The good news is that before I left LA last week, my mother and I had a great “coming together” on the issues. I was able to tell her that if she could not move, I understand. She was able to tell me that she appreciates our attempts to help. And we both agreed that all of us—her family—are going to keep trying to figure this thing out. Family—you can’t pick em. But when the family works the way it’s supposed to, with love and peace and joy and hope, there’s nothing better. I thank God for my family—both the one I came from and the one that came from me.
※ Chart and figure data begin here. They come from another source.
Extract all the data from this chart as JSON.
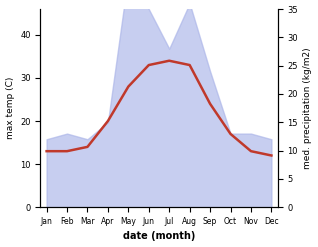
{
  "months": [
    "Jan",
    "Feb",
    "Mar",
    "Apr",
    "May",
    "Jun",
    "Jul",
    "Aug",
    "Sep",
    "Oct",
    "Nov",
    "Dec"
  ],
  "temperature": [
    13,
    13,
    14,
    20,
    28,
    33,
    34,
    33,
    24,
    17,
    13,
    12
  ],
  "precipitation": [
    12,
    13,
    12,
    15,
    41,
    35,
    28,
    36,
    24,
    13,
    13,
    12
  ],
  "temp_color": "#c0392b",
  "precip_color": "#aab4e8",
  "precip_alpha": 0.65,
  "xlabel": "date (month)",
  "ylabel_left": "max temp (C)",
  "ylabel_right": "med. precipitation (kg/m2)",
  "ylim_left": [
    0,
    46
  ],
  "ylim_right": [
    0,
    35
  ],
  "yticks_left": [
    0,
    10,
    20,
    30,
    40
  ],
  "yticks_right": [
    0,
    5,
    10,
    15,
    20,
    25,
    30,
    35
  ],
  "bg_color": "#ffffff",
  "precip_scale": 1.3143
}
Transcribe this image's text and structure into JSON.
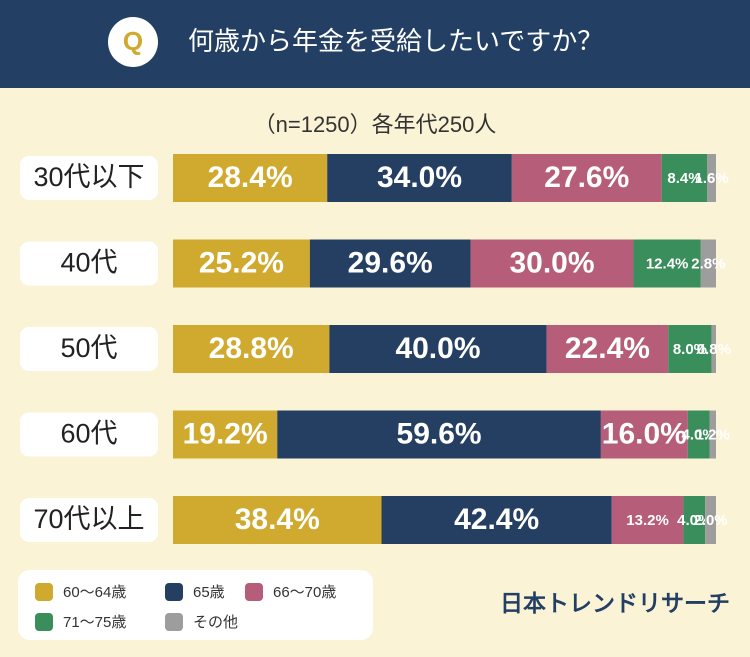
{
  "header": {
    "badge": "Q",
    "title": "何歳から年金を受給したいですか？"
  },
  "brand": "日本トレンドリサーチ",
  "chart_data": {
    "type": "bar",
    "orientation": "horizontal",
    "stacked": true,
    "subtitle": "（n=1250）各年代250人",
    "categories": [
      "30代以下",
      "40代",
      "50代",
      "60代",
      "70代以上"
    ],
    "xlim": [
      0,
      100
    ],
    "series": [
      {
        "name": "60〜64歳",
        "color": "#d0aa2f",
        "values": [
          28.4,
          25.2,
          28.8,
          19.2,
          38.4
        ],
        "value_labels": [
          "28.4%",
          "25.2%",
          "28.8%",
          "19.2%",
          "38.4%"
        ]
      },
      {
        "name": "65歳",
        "color": "#253f63",
        "values": [
          34.0,
          29.6,
          40.0,
          59.6,
          42.4
        ],
        "value_labels": [
          "34.0%",
          "29.6%",
          "40.0%",
          "59.6%",
          "42.4%"
        ]
      },
      {
        "name": "66〜70歳",
        "color": "#b65d79",
        "values": [
          27.6,
          30.0,
          22.4,
          16.0,
          13.2
        ],
        "value_labels": [
          "27.6%",
          "30.0%",
          "22.4%",
          "16.0%",
          "13.2%"
        ]
      },
      {
        "name": "71〜75歳",
        "color": "#3a8e5c",
        "values": [
          8.4,
          12.4,
          8.0,
          4.0,
          4.0
        ],
        "value_labels": [
          "8.4%",
          "12.4%",
          "8.0%",
          "4.0%",
          "4.0%"
        ]
      },
      {
        "name": "その他",
        "color": "#9d9d9d",
        "values": [
          1.6,
          2.8,
          0.8,
          1.2,
          2.0
        ],
        "value_labels": [
          "1.6%",
          "2.8%",
          "0.8%",
          "1.2%",
          "2.0%"
        ]
      }
    ]
  }
}
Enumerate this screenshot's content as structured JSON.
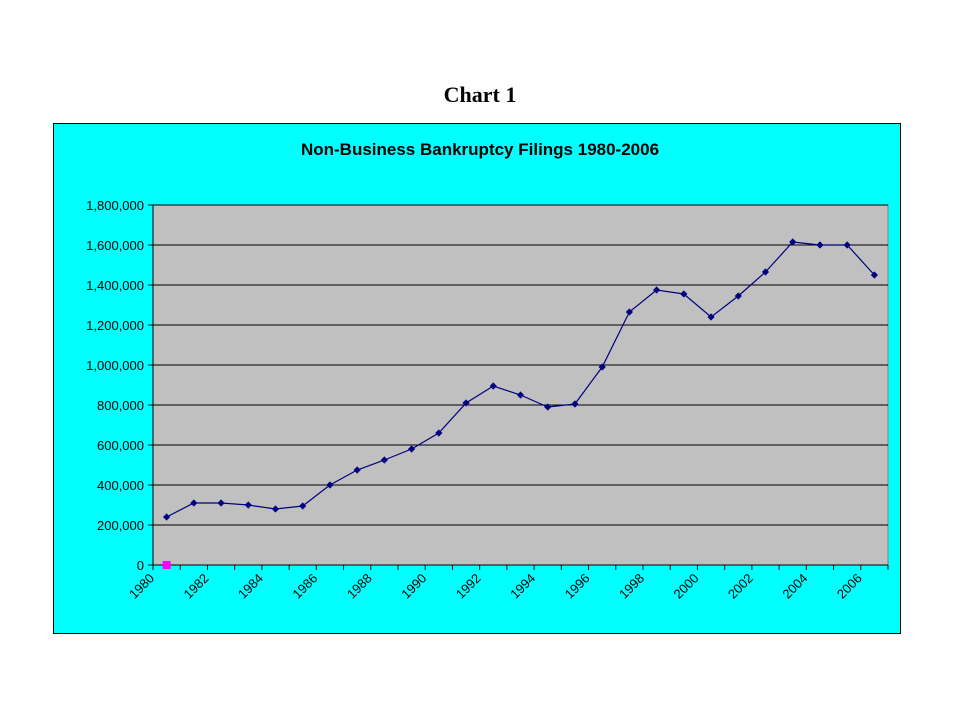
{
  "page": {
    "heading": "Chart 1"
  },
  "colors": {
    "frame_background": "#00ffff",
    "plot_background": "#c0c0c0",
    "series_line": "#000080",
    "marker": "#000080",
    "extra_marker": "#ff00ff",
    "gridline": "#000000"
  },
  "chart_data": {
    "type": "line",
    "title": "Non-Business Bankruptcy Filings 1980-2006",
    "xlabel": "",
    "ylabel": "",
    "grid": true,
    "legend": "none",
    "ylim": [
      0,
      1800000
    ],
    "y_ticks": [
      "0",
      "200,000",
      "400,000",
      "600,000",
      "800,000",
      "1,000,000",
      "1,200,000",
      "1,400,000",
      "1,600,000",
      "1,800,000"
    ],
    "x_ticks": [
      "1980",
      "1982",
      "1984",
      "1986",
      "1988",
      "1990",
      "1992",
      "1994",
      "1996",
      "1998",
      "2000",
      "2002",
      "2004",
      "2006"
    ],
    "series": [
      {
        "x": [
          1980,
          1981,
          1982,
          1983,
          1984,
          1985,
          1986,
          1987,
          1988,
          1989,
          1990,
          1991,
          1992,
          1993,
          1994,
          1995,
          1996,
          1997,
          1998,
          1999,
          2000,
          2001,
          2002,
          2003,
          2004,
          2005,
          2006
        ],
        "values": [
          240000,
          310000,
          310000,
          300000,
          280000,
          295000,
          400000,
          475000,
          525000,
          580000,
          660000,
          810000,
          895000,
          850000,
          790000,
          805000,
          990000,
          1265000,
          1375000,
          1355000,
          1240000,
          1345000,
          1465000,
          1615000,
          1600000,
          1600000,
          1450000
        ]
      }
    ],
    "extra_point": {
      "x": 1980,
      "value": 0
    }
  }
}
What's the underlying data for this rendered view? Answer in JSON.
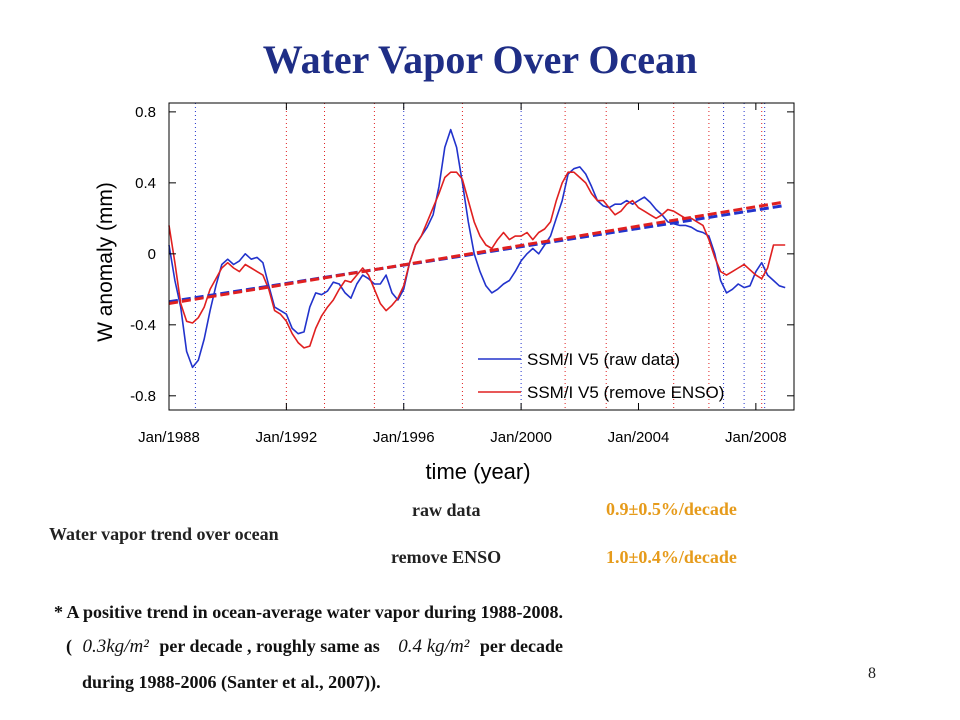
{
  "slide": {
    "title": "Water Vapor Over Ocean",
    "page_number": "8"
  },
  "trend_table": {
    "label": "Water vapor trend over ocean",
    "rows": [
      {
        "name": "raw data",
        "value": "0.9±0.5%/decade"
      },
      {
        "name": "remove ENSO",
        "value": "1.0±0.4%/decade"
      }
    ]
  },
  "note": {
    "line1": "* A positive trend in ocean-average water vapor during 1988-2008.",
    "open_paren": "(",
    "math1": "0.3kg/m²",
    "mid": "per decade , roughly same as",
    "math2": "0.4 kg/m²",
    "end": "per decade",
    "line3": "during 1988-2006 (Santer et al., 2007))."
  },
  "colors": {
    "title": "#1f2e86",
    "raw": "#2233cc",
    "enso": "#e02020",
    "trend_text": "#e69b1b"
  },
  "chart_data": {
    "type": "line",
    "xlabel": "time (year)",
    "ylabel": "W anomaly (mm)",
    "xlim": [
      1988.0,
      2009.3
    ],
    "ylim": [
      -0.88,
      0.85
    ],
    "x_ticks": [
      1988,
      1992,
      1996,
      2000,
      2004,
      2008
    ],
    "x_tick_labels": [
      "Jan/1988",
      "Jan/1992",
      "Jan/1996",
      "Jan/2000",
      "Jan/2004",
      "Jan/2008"
    ],
    "y_ticks": [
      -0.8,
      -0.4,
      0,
      0.4,
      0.8
    ],
    "y_tick_labels": [
      "-0.8",
      "-0.4",
      "0",
      "0.4",
      "0.8"
    ],
    "legend_position": "bottom-right",
    "reference_lines": {
      "blue_dotted": [
        1988.9,
        1996.0,
        2000.0,
        2006.9,
        2007.6,
        2008.3
      ],
      "red_dotted": [
        1992.0,
        1993.3,
        1995.0,
        1998.0,
        2001.5,
        2002.9,
        2005.2,
        2006.4,
        2008.2
      ]
    },
    "series": [
      {
        "name": "SSM/I V5 (raw data)",
        "color": "#2233cc",
        "x": [
          1988.0,
          1988.2,
          1988.4,
          1988.6,
          1988.8,
          1989.0,
          1989.2,
          1989.4,
          1989.6,
          1989.8,
          1990.0,
          1990.2,
          1990.4,
          1990.6,
          1990.8,
          1991.0,
          1991.2,
          1991.4,
          1991.6,
          1991.8,
          1992.0,
          1992.2,
          1992.4,
          1992.6,
          1992.8,
          1993.0,
          1993.2,
          1993.4,
          1993.6,
          1993.8,
          1994.0,
          1994.2,
          1994.4,
          1994.6,
          1994.8,
          1995.0,
          1995.2,
          1995.4,
          1995.6,
          1995.8,
          1996.0,
          1996.2,
          1996.4,
          1996.6,
          1996.8,
          1997.0,
          1997.2,
          1997.4,
          1997.6,
          1997.8,
          1998.0,
          1998.2,
          1998.4,
          1998.6,
          1998.8,
          1999.0,
          1999.2,
          1999.4,
          1999.6,
          1999.8,
          2000.0,
          2000.2,
          2000.4,
          2000.6,
          2000.8,
          2001.0,
          2001.2,
          2001.4,
          2001.6,
          2001.8,
          2002.0,
          2002.2,
          2002.4,
          2002.6,
          2002.8,
          2003.0,
          2003.2,
          2003.4,
          2003.6,
          2003.8,
          2004.0,
          2004.2,
          2004.4,
          2004.6,
          2004.8,
          2005.0,
          2005.2,
          2005.4,
          2005.6,
          2005.8,
          2006.0,
          2006.2,
          2006.4,
          2006.6,
          2006.8,
          2007.0,
          2007.2,
          2007.4,
          2007.6,
          2007.8,
          2008.0,
          2008.2,
          2008.4,
          2008.6,
          2008.8,
          2009.0
        ],
        "values": [
          0.05,
          -0.15,
          -0.3,
          -0.55,
          -0.64,
          -0.6,
          -0.48,
          -0.32,
          -0.18,
          -0.06,
          -0.03,
          -0.06,
          -0.04,
          0.0,
          -0.03,
          -0.02,
          -0.05,
          -0.18,
          -0.3,
          -0.32,
          -0.34,
          -0.42,
          -0.45,
          -0.44,
          -0.3,
          -0.22,
          -0.23,
          -0.21,
          -0.16,
          -0.17,
          -0.22,
          -0.25,
          -0.17,
          -0.12,
          -0.14,
          -0.17,
          -0.17,
          -0.12,
          -0.22,
          -0.26,
          -0.2,
          -0.05,
          0.05,
          0.1,
          0.15,
          0.22,
          0.38,
          0.6,
          0.7,
          0.6,
          0.4,
          0.18,
          0.0,
          -0.1,
          -0.18,
          -0.22,
          -0.2,
          -0.17,
          -0.15,
          -0.1,
          -0.04,
          0.0,
          0.03,
          0.0,
          0.05,
          0.1,
          0.2,
          0.3,
          0.45,
          0.48,
          0.49,
          0.45,
          0.38,
          0.3,
          0.27,
          0.26,
          0.28,
          0.28,
          0.3,
          0.28,
          0.3,
          0.32,
          0.29,
          0.25,
          0.22,
          0.18,
          0.17,
          0.16,
          0.16,
          0.15,
          0.13,
          0.12,
          0.1,
          0.0,
          -0.15,
          -0.22,
          -0.2,
          -0.17,
          -0.19,
          -0.18,
          -0.1,
          -0.05,
          -0.12,
          -0.15,
          -0.18,
          -0.19
        ],
        "trend": [
          [
            1988.0,
            -0.27
          ],
          [
            2008.9,
            0.27
          ]
        ]
      },
      {
        "name": "SSM/I V5 (remove ENSO)",
        "color": "#e02020",
        "x": [
          1988.0,
          1988.2,
          1988.4,
          1988.6,
          1988.8,
          1989.0,
          1989.2,
          1989.4,
          1989.6,
          1989.8,
          1990.0,
          1990.2,
          1990.4,
          1990.6,
          1990.8,
          1991.0,
          1991.2,
          1991.4,
          1991.6,
          1991.8,
          1992.0,
          1992.2,
          1992.4,
          1992.6,
          1992.8,
          1993.0,
          1993.2,
          1993.4,
          1993.6,
          1993.8,
          1994.0,
          1994.2,
          1994.4,
          1994.6,
          1994.8,
          1995.0,
          1995.2,
          1995.4,
          1995.6,
          1995.8,
          1996.0,
          1996.2,
          1996.4,
          1996.6,
          1996.8,
          1997.0,
          1997.2,
          1997.4,
          1997.6,
          1997.8,
          1998.0,
          1998.2,
          1998.4,
          1998.6,
          1998.8,
          1999.0,
          1999.2,
          1999.4,
          1999.6,
          1999.8,
          2000.0,
          2000.2,
          2000.4,
          2000.6,
          2000.8,
          2001.0,
          2001.2,
          2001.4,
          2001.6,
          2001.8,
          2002.0,
          2002.2,
          2002.4,
          2002.6,
          2002.8,
          2003.0,
          2003.2,
          2003.4,
          2003.6,
          2003.8,
          2004.0,
          2004.2,
          2004.4,
          2004.6,
          2004.8,
          2005.0,
          2005.2,
          2005.4,
          2005.6,
          2005.8,
          2006.0,
          2006.2,
          2006.4,
          2006.6,
          2006.8,
          2007.0,
          2007.2,
          2007.4,
          2007.6,
          2007.8,
          2008.0,
          2008.2,
          2008.4,
          2008.6,
          2008.8,
          2009.0
        ],
        "values": [
          0.16,
          -0.05,
          -0.28,
          -0.38,
          -0.39,
          -0.36,
          -0.3,
          -0.2,
          -0.14,
          -0.08,
          -0.05,
          -0.08,
          -0.1,
          -0.06,
          -0.08,
          -0.1,
          -0.12,
          -0.2,
          -0.32,
          -0.34,
          -0.38,
          -0.45,
          -0.5,
          -0.53,
          -0.52,
          -0.42,
          -0.35,
          -0.3,
          -0.26,
          -0.2,
          -0.15,
          -0.16,
          -0.12,
          -0.08,
          -0.12,
          -0.2,
          -0.28,
          -0.32,
          -0.29,
          -0.25,
          -0.18,
          -0.05,
          0.05,
          0.1,
          0.18,
          0.26,
          0.34,
          0.43,
          0.46,
          0.46,
          0.42,
          0.3,
          0.18,
          0.1,
          0.05,
          0.03,
          0.08,
          0.12,
          0.08,
          0.1,
          0.1,
          0.12,
          0.08,
          0.12,
          0.14,
          0.18,
          0.3,
          0.4,
          0.46,
          0.46,
          0.43,
          0.4,
          0.34,
          0.3,
          0.3,
          0.26,
          0.22,
          0.24,
          0.28,
          0.3,
          0.26,
          0.24,
          0.22,
          0.2,
          0.22,
          0.25,
          0.24,
          0.22,
          0.2,
          0.2,
          0.18,
          0.16,
          0.08,
          -0.02,
          -0.1,
          -0.12,
          -0.1,
          -0.08,
          -0.06,
          -0.09,
          -0.12,
          -0.14,
          -0.08,
          0.05,
          0.05,
          0.05
        ],
        "trend": [
          [
            1988.0,
            -0.28
          ],
          [
            2008.9,
            0.29
          ]
        ]
      }
    ]
  }
}
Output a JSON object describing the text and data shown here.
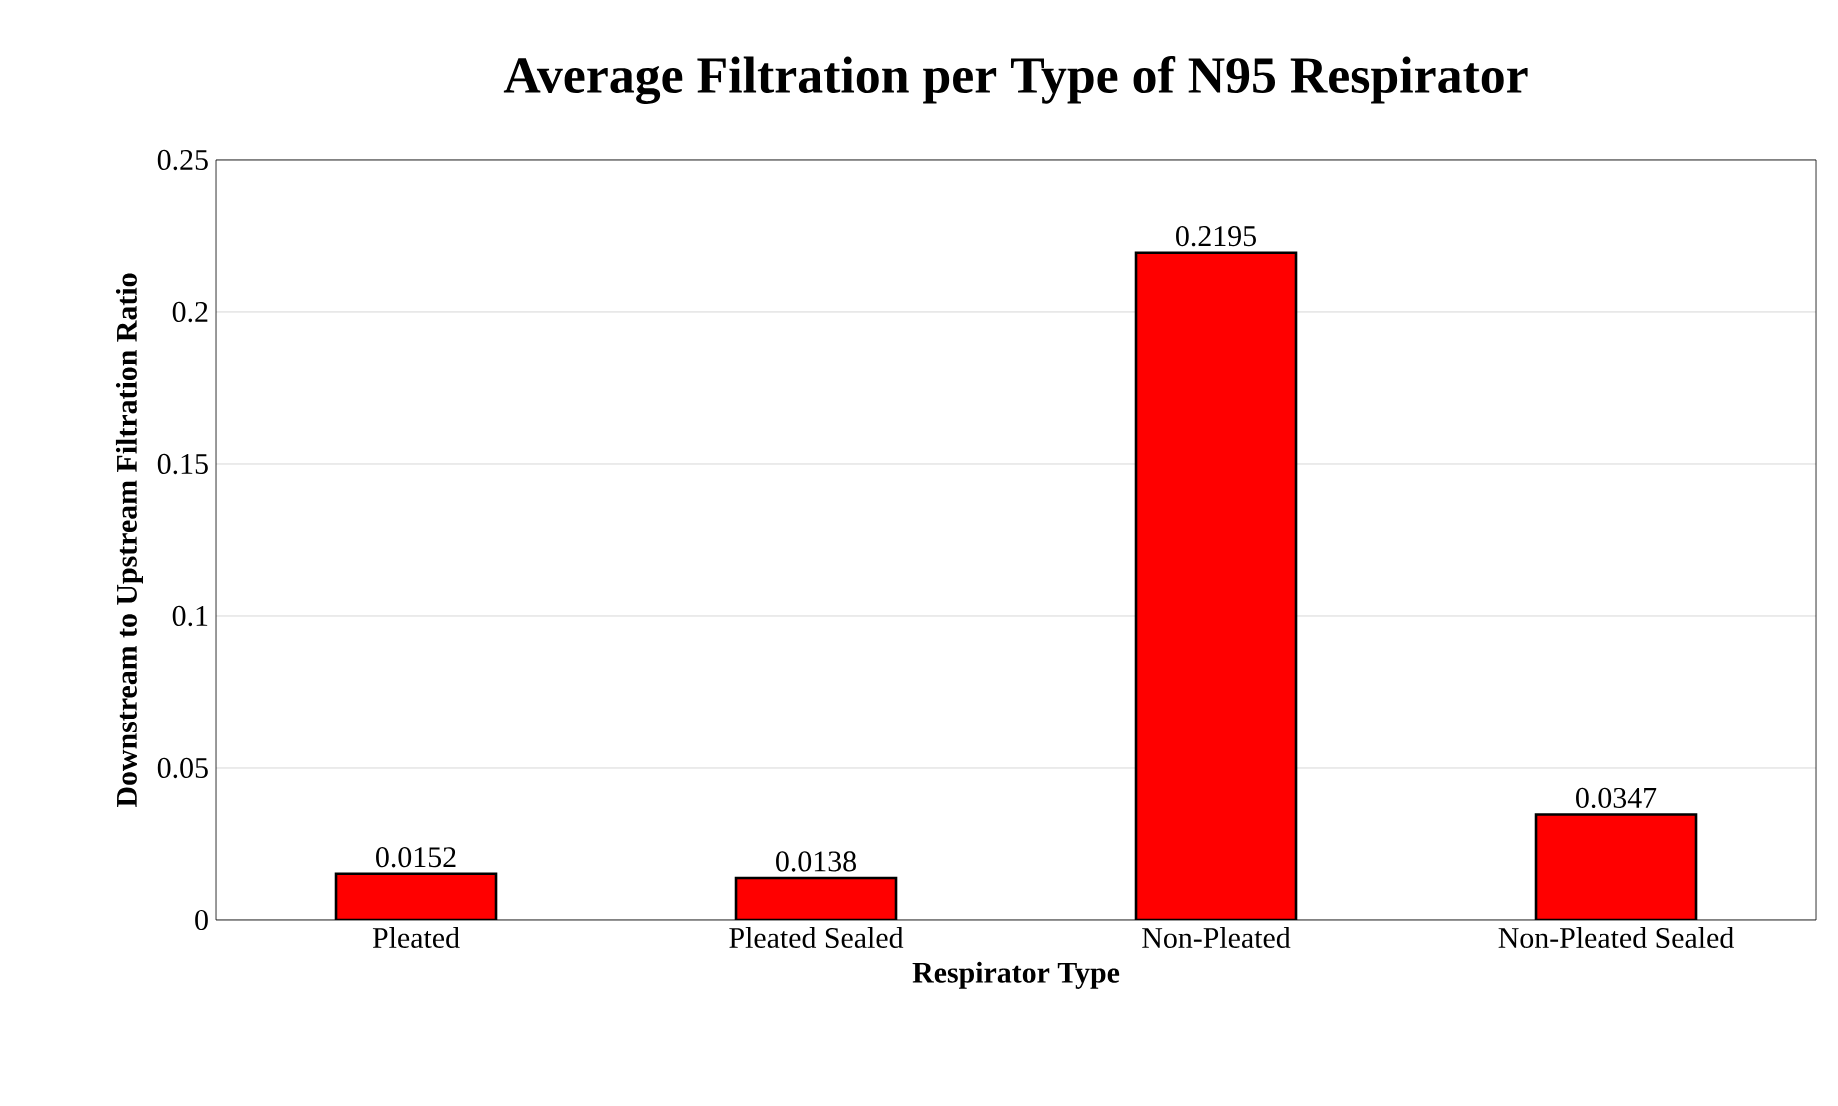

And I’m so thankful for a mother who taught me to love God and to follow Christ, even though that journey took me a long way away from her. Now I’m just praying every day that the latter days of her journey will be filled with that same joy and peace, as long as God leaves her here on this earth.

 

As I’m writing, we’re in Little Rock with the “other family,” the one becoming. We made this trip so that we could be with Logan and Christy and Annabelle to see Ellie and Levi swim in the Arkansas Meet of Champions at the University of Arkansas Little Rock tomorrow. It’s a rare occasion that we can all be together, if just for a day or two, as Landon and Angela and Avery and Aiden traveled from Dallas to see them as well. For Kay and me, THIS family is pretty easy. We have our struggles—surgeries and illnesses and growing-up stuff—but for the most part, it’s very good.  Being with our grandchildren is arguably the greatest joy of our lives today. And we are reminded every day, especially by the presence of our 2 adopted grands, that “picked” or not, everyone in this family is the same—loved the same, equally a part of the family. Which is also a reminder that God “picked” us, and loves us all the same—male or female, American or Asian, Christian or Muslim, democrat or republican, good, bad, or ugly. We are His family. Thanks be to God!